Enfant, Sherlock n’était pas si différent des autres. Il avait guetté dans les yeux de ses proches la plus petite étincelle de compassion, de présence rassurante, de chaleur humaine. Mais chez les Holmes, la solitude était une composante enracinée dans les gênes. Elle contentait l’esprit et permettait l’indépendance. C’était la leçon qu’il aurait pu apprendre de la bouche de ses parents ou de son frère mais dont il fut contraint de faire l’expérience par lui-même. Parce que personne n’enseigne à endurer la solitude. Cela s’expérimente seul. Cela vient de soi, de l’intérieur, dans le silence qui l’accompagne et il faut l’apprivoiser pour en sortir l’essentiel. Au risque de devenir fou.
Un jour, Mycroft avait eu pitié de la demande muette de reconnaissance dans les grands yeux d’enfant de ce petit frère insolent et sauvage et il avait juste eu cette phrase :
- La solitude vivifie, Sherlock, elle ne te rend dépendant de personne. C’est s’encombrer des autres qui tue à petit feu.
Alors Skerlock n’avait jamais rien demandé d’autre. Il prit pour acquis cette évidence et travailla à se rendre autonome. A enfermer son cœur sous la logique. A se méfier de tout ce qui n’était pas cartésien. Et à étouffer les sentiments, tous, sous la froide capacité à déduire. Ainsi, devenu, adulte, il avait fini par oublier l’isolement glacial de son enfance.
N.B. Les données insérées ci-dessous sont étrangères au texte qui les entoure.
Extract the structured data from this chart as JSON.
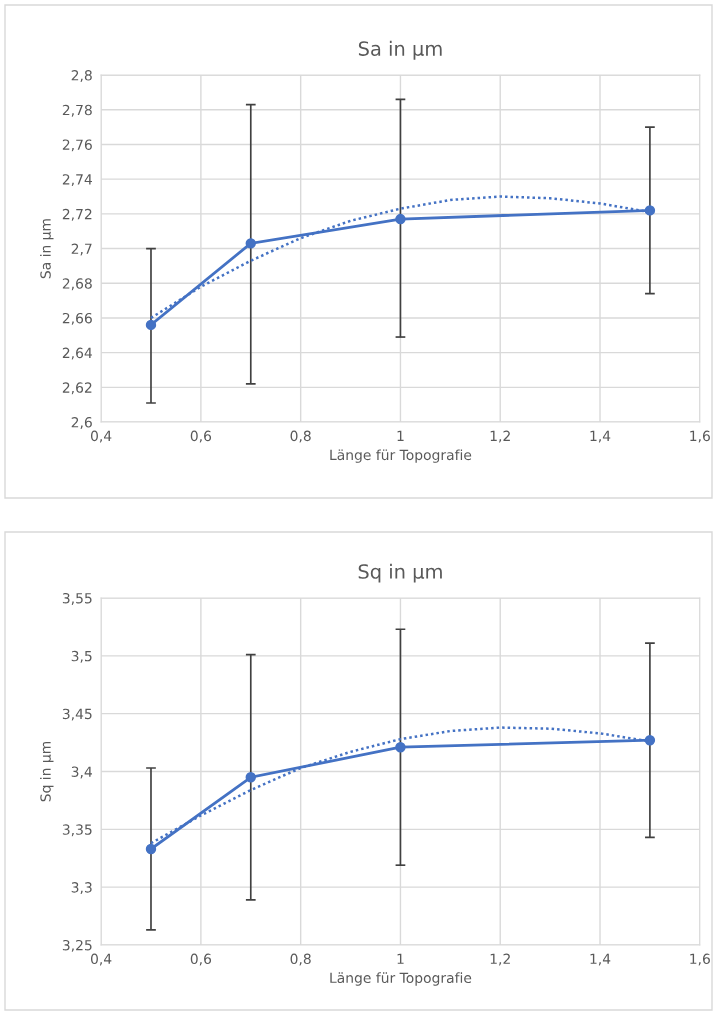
{
  "chart_data": [
    {
      "type": "line",
      "title": "Sa in µm",
      "xlabel": "Länge für Topografie",
      "ylabel": "Sa in µm",
      "xlim": [
        0.4,
        1.6
      ],
      "xticks": [
        {
          "value": 0.4,
          "label": "0,4"
        },
        {
          "value": 0.6,
          "label": "0,6"
        },
        {
          "value": 0.8,
          "label": "0,8"
        },
        1,
        {
          "value": 1.2,
          "label": "1,2"
        },
        {
          "value": 1.4,
          "label": "1,4"
        },
        {
          "value": 1.6,
          "label": "1,6"
        }
      ],
      "ylim": [
        2.6,
        2.8
      ],
      "yticks": [
        {
          "value": 2.6,
          "label": "2,6"
        },
        {
          "value": 2.62,
          "label": "2,62"
        },
        {
          "value": 2.64,
          "label": "2,64"
        },
        {
          "value": 2.66,
          "label": "2,66"
        },
        {
          "value": 2.68,
          "label": "2,68"
        },
        {
          "value": 2.7,
          "label": "2,7"
        },
        {
          "value": 2.72,
          "label": "2,72"
        },
        {
          "value": 2.74,
          "label": "2,74"
        },
        {
          "value": 2.76,
          "label": "2,76"
        },
        {
          "value": 2.78,
          "label": "2,78"
        },
        {
          "value": 2.8,
          "label": "2,8"
        }
      ],
      "grid": true,
      "series": [
        {
          "color": "#4472c4",
          "marker": "circle",
          "line_style": "solid",
          "x": [
            0.5,
            0.7,
            1.0,
            1.5
          ],
          "values": [
            2.656,
            2.703,
            2.717,
            2.722
          ],
          "errors": [
            [
              2.611,
              2.7
            ],
            [
              2.622,
              2.783
            ],
            [
              2.649,
              2.786
            ],
            [
              2.674,
              2.77
            ]
          ]
        },
        {
          "color": "#4472c4",
          "marker": "none",
          "line_style": "dotted",
          "x": [
            0.5,
            0.6,
            0.7,
            0.8,
            0.9,
            1.0,
            1.1,
            1.2,
            1.3,
            1.4,
            1.5
          ],
          "values": [
            2.66,
            2.678,
            2.693,
            2.706,
            2.716,
            2.723,
            2.728,
            2.73,
            2.729,
            2.726,
            2.721
          ]
        }
      ]
    },
    {
      "type": "line",
      "title": "Sq in µm",
      "xlabel": "Länge für Topografie",
      "ylabel": "Sq in µm",
      "xlim": [
        0.4,
        1.6
      ],
      "xticks": [
        {
          "value": 0.4,
          "label": "0,4"
        },
        {
          "value": 0.6,
          "label": "0,6"
        },
        {
          "value": 0.8,
          "label": "0,8"
        },
        1,
        {
          "value": 1.2,
          "label": "1,2"
        },
        {
          "value": 1.4,
          "label": "1,4"
        },
        {
          "value": 1.6,
          "label": "1,6"
        }
      ],
      "ylim": [
        3.25,
        3.55
      ],
      "yticks": [
        {
          "value": 3.25,
          "label": "3,25"
        },
        {
          "value": 3.3,
          "label": "3,3"
        },
        {
          "value": 3.35,
          "label": "3,35"
        },
        {
          "value": 3.4,
          "label": "3,4"
        },
        {
          "value": 3.45,
          "label": "3,45"
        },
        {
          "value": 3.5,
          "label": "3,5"
        },
        {
          "value": 3.55,
          "label": "3,55"
        }
      ],
      "grid": true,
      "series": [
        {
          "color": "#4472c4",
          "marker": "circle",
          "line_style": "solid",
          "x": [
            0.5,
            0.7,
            1.0,
            1.5
          ],
          "values": [
            3.333,
            3.395,
            3.421,
            3.427
          ],
          "errors": [
            [
              3.263,
              3.403
            ],
            [
              3.289,
              3.501
            ],
            [
              3.319,
              3.523
            ],
            [
              3.343,
              3.511
            ]
          ]
        },
        {
          "color": "#4472c4",
          "marker": "none",
          "line_style": "dotted",
          "x": [
            0.5,
            0.6,
            0.7,
            0.8,
            0.9,
            1.0,
            1.1,
            1.2,
            1.3,
            1.4,
            1.5
          ],
          "values": [
            3.338,
            3.362,
            3.384,
            3.403,
            3.417,
            3.428,
            3.435,
            3.438,
            3.437,
            3.433,
            3.426
          ]
        }
      ]
    }
  ]
}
Et surtout, il avait compris la force de la solitude. Elle était la condition absolue pour déployer son intelligence. Certes, elle coupait des autres mais elle obligeait à être seul avec soi-même, à mieux réfléchir, mieux penser.
Et puis, John était apparu.
John et son incroyable manie d’être si humain, si altruiste et si débordant de bons sentiments.
Et curieusement, Sherlock s’était parfaitement accommodé de la présence permanente du bon docteur à ses côtés. Pas au point de remettre en cause ses convictions profondes. Il trouvait toujours agaçant et un tantinet pathétique les raisonnements de son associé perpétuellement faussés par sa trop grande sensibilité.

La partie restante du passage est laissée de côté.